Com apoio do Instituto Nacional de Línguas Indígenas (INALI), a poeta zapoteca Irma Pineda convocou outros escritores e artistas locais para ministrarem oficinas de música, pintura e escrita criativa com crianças cujas famílias perderam as casas. Rodrigo López foi o responsável pelas oficinas em um albergue instalado no quinto setor da cidade. Ele acredita que as atividades foram uma importante ferramenta para que as crianças expressassem seus sentimentos com relação ao terremoto e aprendessem a lidar com eles.  “Em momentos como esses, é normal que as pessoas se concentrem em conseguir comida e itens de primeira necessidade e acabem esquecendo-se da dimensão subjetiva. As crianças já tinham onde dormir e o que comer, mas sentimentalmente não estavam bem. Espontaneamente, começaram a expressar suas angústias nos trabalhos de escrita”.

Nas atividades, Rodrigo tratou de resgatar as canções tradicionais de seu povo.
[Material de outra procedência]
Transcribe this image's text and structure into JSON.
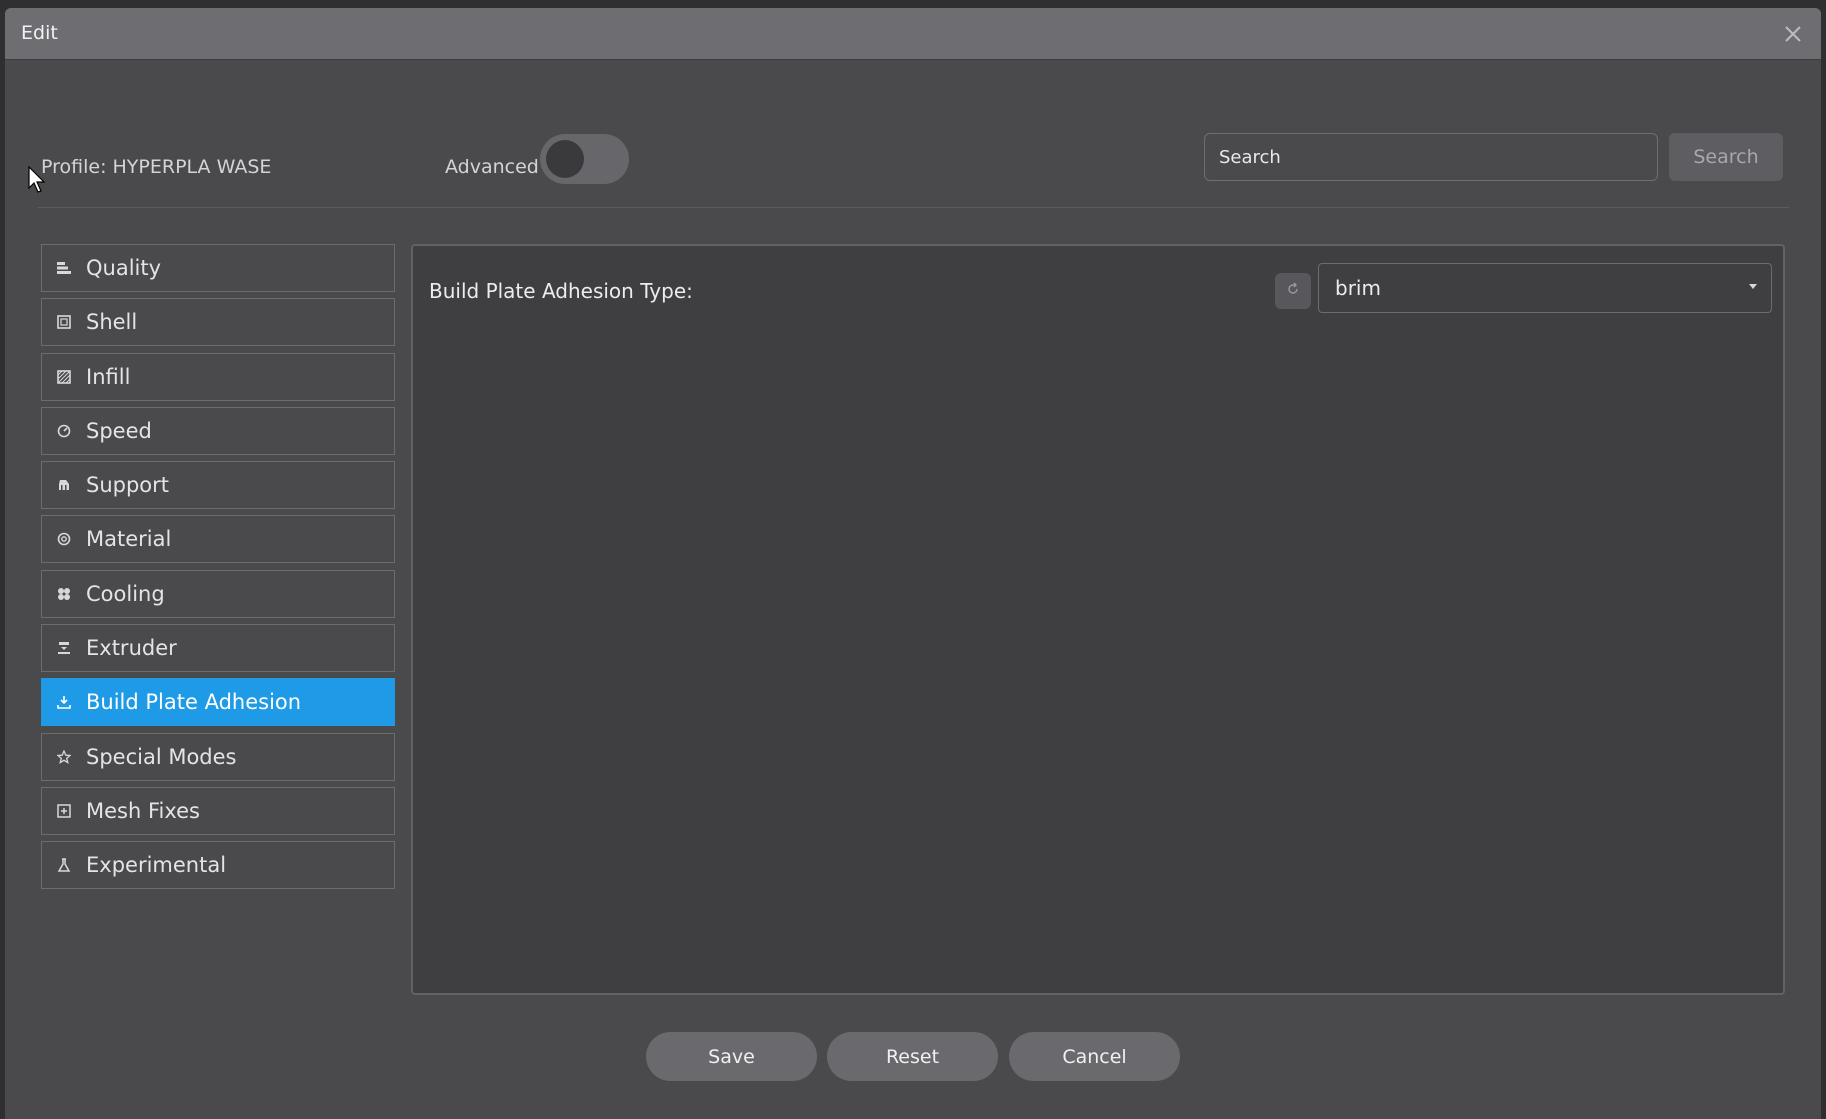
{
  "window": {
    "title": "Edit"
  },
  "header": {
    "profile_label": "Profile:  HYPERPLA WASE",
    "advanced_label": "Advanced",
    "advanced_enabled": false,
    "search_placeholder": "Search",
    "search_button": "Search"
  },
  "sidebar": {
    "items": [
      {
        "label": "Quality",
        "icon": "quality-icon",
        "active": false
      },
      {
        "label": "Shell",
        "icon": "shell-icon",
        "active": false
      },
      {
        "label": "Infill",
        "icon": "infill-icon",
        "active": false
      },
      {
        "label": "Speed",
        "icon": "speed-icon",
        "active": false
      },
      {
        "label": "Support",
        "icon": "support-icon",
        "active": false
      },
      {
        "label": "Material",
        "icon": "material-icon",
        "active": false
      },
      {
        "label": "Cooling",
        "icon": "cooling-icon",
        "active": false
      },
      {
        "label": "Extruder",
        "icon": "extruder-icon",
        "active": false
      },
      {
        "label": "Build Plate Adhesion",
        "icon": "build-plate-adhesion-icon",
        "active": true
      },
      {
        "label": "Special Modes",
        "icon": "star-icon",
        "active": false
      },
      {
        "label": "Mesh Fixes",
        "icon": "mesh-fixes-icon",
        "active": false
      },
      {
        "label": "Experimental",
        "icon": "flask-icon",
        "active": false
      }
    ]
  },
  "content": {
    "setting_label": "Build Plate Adhesion Type:",
    "setting_value": "brim"
  },
  "footer": {
    "save_label": "Save",
    "reset_label": "Reset",
    "cancel_label": "Cancel"
  },
  "colors": {
    "accent": "#1f9ae6",
    "window_bg": "#4a4a4d",
    "titlebar_bg": "#6e6e72",
    "panel_bg": "#3f3f42"
  }
}
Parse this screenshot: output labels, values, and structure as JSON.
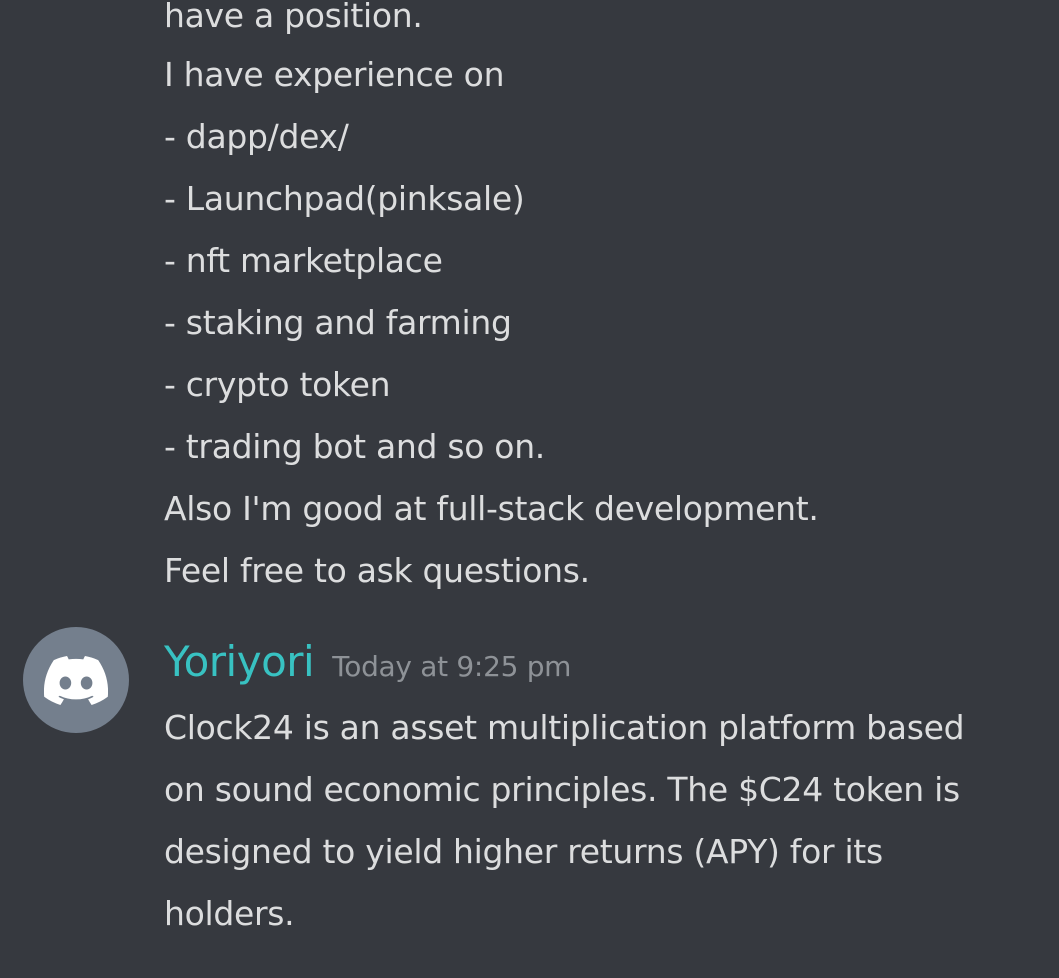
{
  "colors": {
    "background": "#36393f",
    "message_text": "#dcddde",
    "username": "#38c2c2",
    "timestamp": "#8e9297",
    "avatar_bg": "#747f8d"
  },
  "previous_message": {
    "lines": [
      "have a position.",
      "I have experience on",
      "- dapp/dex/",
      "- Launchpad(pinksale)",
      "- nft marketplace",
      "- staking and farming",
      "- crypto token",
      "- trading bot and so on.",
      "Also I'm good at full-stack development.",
      "Feel free to ask questions."
    ]
  },
  "message": {
    "avatar_icon": "discord-logo-icon",
    "username": "Yoriyori",
    "timestamp": "Today at 9:25 pm",
    "lines": [
      "Clock24  is an asset multiplication platform based",
      "on sound economic principles. The $C24 token is",
      "designed to yield higher returns (APY) for its",
      "holders."
    ]
  }
}
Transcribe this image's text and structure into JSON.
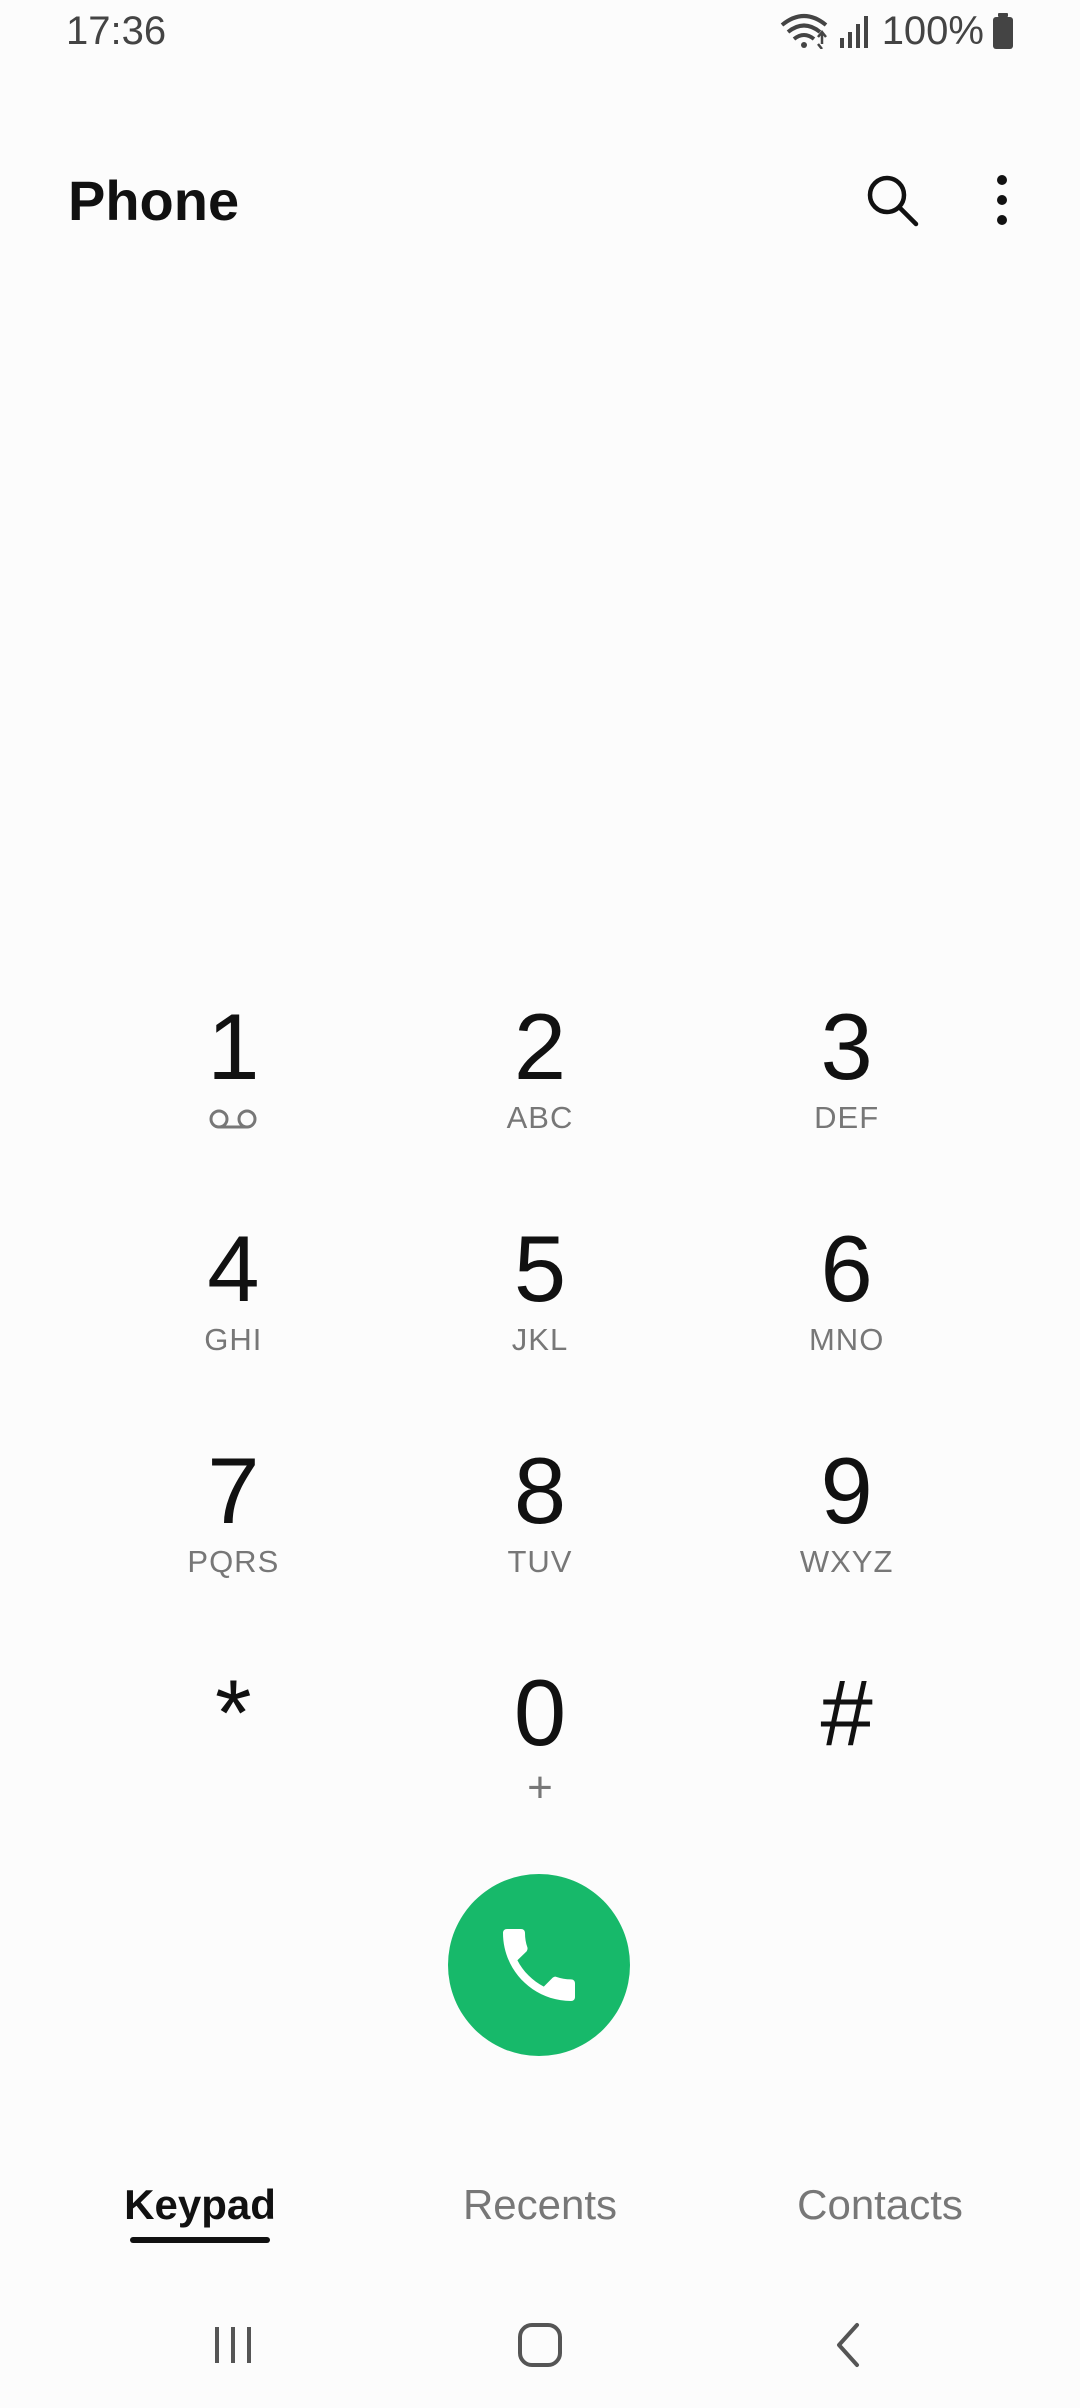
{
  "status_bar": {
    "time": "17:36",
    "battery": "100%",
    "icons": [
      "wifi-icon",
      "signal-icon",
      "battery-icon"
    ]
  },
  "app_bar": {
    "title": "Phone",
    "actions": [
      "search-icon",
      "more-options-icon"
    ]
  },
  "keypad": {
    "keys": [
      {
        "digit": "1",
        "letters": "",
        "sub_icon": "voicemail-icon"
      },
      {
        "digit": "2",
        "letters": "ABC"
      },
      {
        "digit": "3",
        "letters": "DEF"
      },
      {
        "digit": "4",
        "letters": "GHI"
      },
      {
        "digit": "5",
        "letters": "JKL"
      },
      {
        "digit": "6",
        "letters": "MNO"
      },
      {
        "digit": "7",
        "letters": "PQRS"
      },
      {
        "digit": "8",
        "letters": "TUV"
      },
      {
        "digit": "9",
        "letters": "WXYZ"
      },
      {
        "digit": "*",
        "letters": ""
      },
      {
        "digit": "0",
        "letters": "+"
      },
      {
        "digit": "#",
        "letters": ""
      }
    ]
  },
  "call_button": {
    "icon": "phone-call-icon",
    "color": "#17b96a"
  },
  "tabs": [
    {
      "label": "Keypad",
      "active": true
    },
    {
      "label": "Recents",
      "active": false
    },
    {
      "label": "Contacts",
      "active": false
    }
  ],
  "nav_bar": [
    "recent-apps-icon",
    "home-icon",
    "back-icon"
  ]
}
Uma das mães relatou mais tarde que, cada vez que havia uma réplica dos tremores, as crianças começavam a cantar essas músicas para espantar o medo.

Em outro exercício, ele pediu que as crianças escrevessem o que eram hoje e do que se lembravam: “Eu percebi que, para elas, a vida se dividiu entre antes e depois do terremoto. Elas sempre tratavam de relacionar a situação de contingência em que viviam sem que eu lhes pedisse”.

“Estaba temblando. Xu.

Tembló más fuerte. Xu.

Fue un terremoto. Xu.”

Poesia de uma das crianças participantes das oficinas de escrita criativa

Rodrigo também fez questão de valorizar a língua zapoteca durante suas aulas. Ao notar que as crianças tinham receio ou vergonha de se expressar na língua materna, ele passou a incentivar seu uso através de músicas e jogos. Para ele, depois do terremoto, os patrimônios imateriais de Juchitán adquiriram uma dimensão ainda mais importante.

“O representativo do zapoteca em Juchitán era nosso templo, a casa de cultura, o palácio que caiu, as festas que foram interrompidas com a tragédia. Isso mudou, já não temos nossos patrimônios materiais para referência, mas temos as tradições, a organização comunal, a língua. Se resgatamos isso, podemos reconstruir Juchitán por meio das nossas manifestações culturais e de toda a teia simbólica que se organiza pelo idioma zapoteco. Esses serão os pilares para recompor a nossa identidade depois do sismo”, afirma.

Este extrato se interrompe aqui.